We are naturally drawn to stories about people we know, but stories about people who have been through extraordinary mishaps like shark attacks or plane crashes can be equally interesting. Stories about successful people can also interest us. In other words, our interest in ‘strategy-learning gossip’ is driven by the evolutionary advantages of acquiring survival and success strategies vicariously through the experiences of others. The same evolved psychological mechanisms that lead to our enjoyment of horror stories and haunted houses may also be responsible for our attraction to horror movies.

Watching others face serial killers and paranormal threats in the comfort of a movie theater allows us to mentally practice strategies we might use if we find ourselves in similar situations. It is common to hear the audience gasp when a character opens the door to a room or hides in an inopportune spot. We are better equipped to handle creepy encounters after we have witnessed what happens in horrifying circumstances.

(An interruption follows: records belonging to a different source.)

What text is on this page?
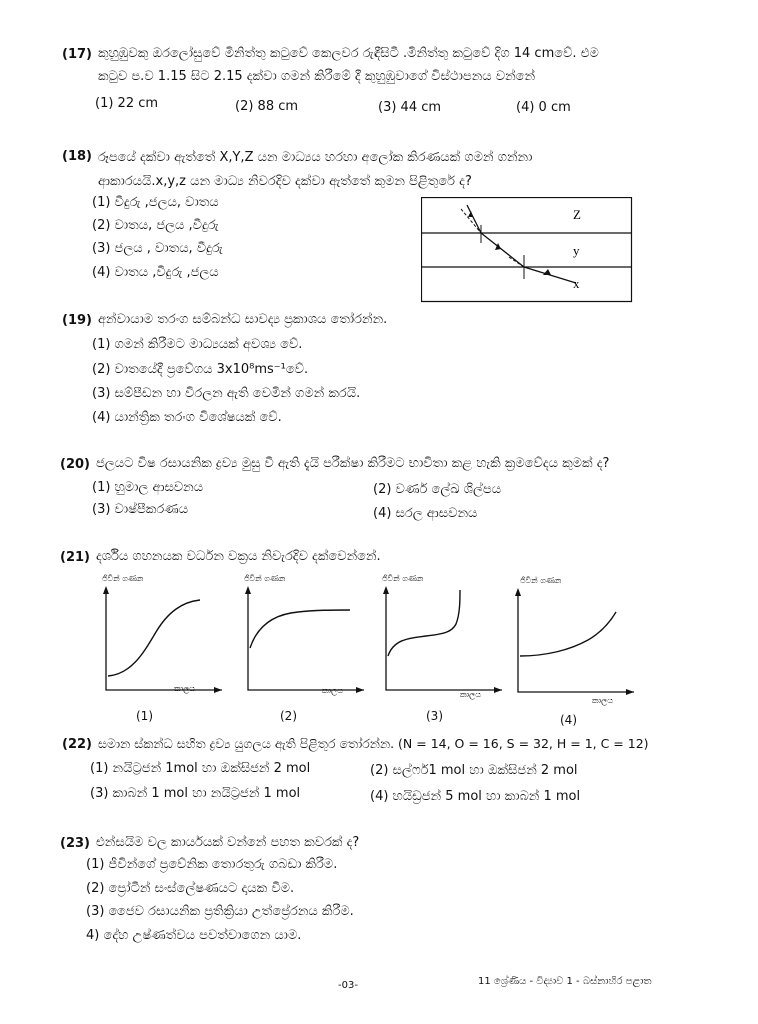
(17) කුහුඹුවකු ඔරලෝසුවේ මිනිත්තු කටුවේ කෙලවර රුඳීසිටී .මිනිත්තු කටුවේ දිග 14 cmවේ. එම
කටුව ප.ව 1.15 සිට 2.15 දක්වා ගමන් කිරීමේ දී කුහුඹුවාගේ විස්ථාපනය වන්නේ
(1) 22 cm	(2) 88 cm	(3) 44 cm	(4) 0 cm
(18) රූපයේ දක්වා ඇත්තේ X,Y,Z යන මාධ්‍යය හරහා අලෝක කිරණයක් ගමන් ගන්නා
ආකාරයයි.x,y,z යන මාධ්‍ය නිවරදිව දක්වා ඇත්තේ කුමන පිළිතුරේ ද?
(1) වීදුරු ,ජලය, වාතය
(2) වාතය, ජලය ,වීදුරු
(3) ජලය , වාතය, වීදුරු
(4) වාතය ,වීදුරු ,ජලය
Z
y
x
(19) අන්වායාම තරංග සම්බන්ධ සාවද්‍ය ප්‍රකාශය තෝරන්න.
(1) ගමන් කිරීමට මාධ්‍යයක් අවශ්‍ය වේ.
(2) වාතයේදී ප්‍රවේගය 3x10⁸ms⁻¹වේ.
(3) සම්පීඩන හා විරලන ඇති වෙමින් ගමන් කරයි.
(4) යාන්ත්‍රික තරංග විශේෂයක් වේ.
(20) ජලයට විෂ රසායනික ද්‍රව්‍ය මුසු වී ඇති දැයි පරීක්ෂා කිරීමට භාවිතා කළ හැකි ක්‍රමවේදය කුමක් ද?
(1) හුමාල ආසවනය	(2) වර්ණ ලේඛ ශිල්පය
(3) වාෂ්පීකරණය	(4) සරල ආසවනය
(21) දර්ශිය ගහනයක වර්ධන වක්‍රය නිවැරදිව දක්වෙන්නේ.
ජිවීන් ගණන
කාලය
(1)
ජිවීන් ගණන
කාලය
(2)
ජිවීන් ගණන
කාලය
(3)
ජිවීන් ගණන
කාලය
(4)
(22) සමාන ස්කන්ධ සහිත ද්‍රව්‍ය යුගලය ඇති පිළිතුර තෝරන්න. (N = 14, O = 16, S = 32, H = 1, C = 12)
(1) නයිට්‍රජන් 1mol හා ඔක්සිජන් 2 mol	(2) සල්ෆර්1 mol හා ඔක්සිජන් 2 mol
(3) කාබන් 1 mol හා නයිට්‍රජන් 1 mol	(4) හයිඩ්‍රජන් 5 mol හා කාබන් 1 mol
(23) එන්සයිම වල කාර්යයක් වන්නේ පහත කවරක් ද?
(1) ජීවින්ගේ ප්‍රවේනික තොරතුරු ගබඩා කිරීම.
(2) ප්‍රෝටීන් සංස්ලේෂණයට දායක වීම.
(3) ජෛව රසායනික ප්‍රතික්‍රියා උත්ප්‍රේරනය කිරීම.
4) දේහ උෂ්ණත්වය පවත්වාගෙන යාම.
-03-	11 ශ්‍රේණිය - විද්‍යාව 1 - බස්නාහිර පළාත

Similar to the above, walking through a haunted house commercial can give us valuable feedback about ourselves. It can be helpful to identify the types of things that are frightening to us. Examining our emotional reactions to these unsettling experiences can help to gauge our readiness to deal with paranormal encounters. If such an eerie encounter ever happens, this could help us determine which strategies are most effective. Horror can still be entertaining, even if it isn’t the real thing. It can also help us prepare for the Zombie Apocalypse or other terrifying scenarios.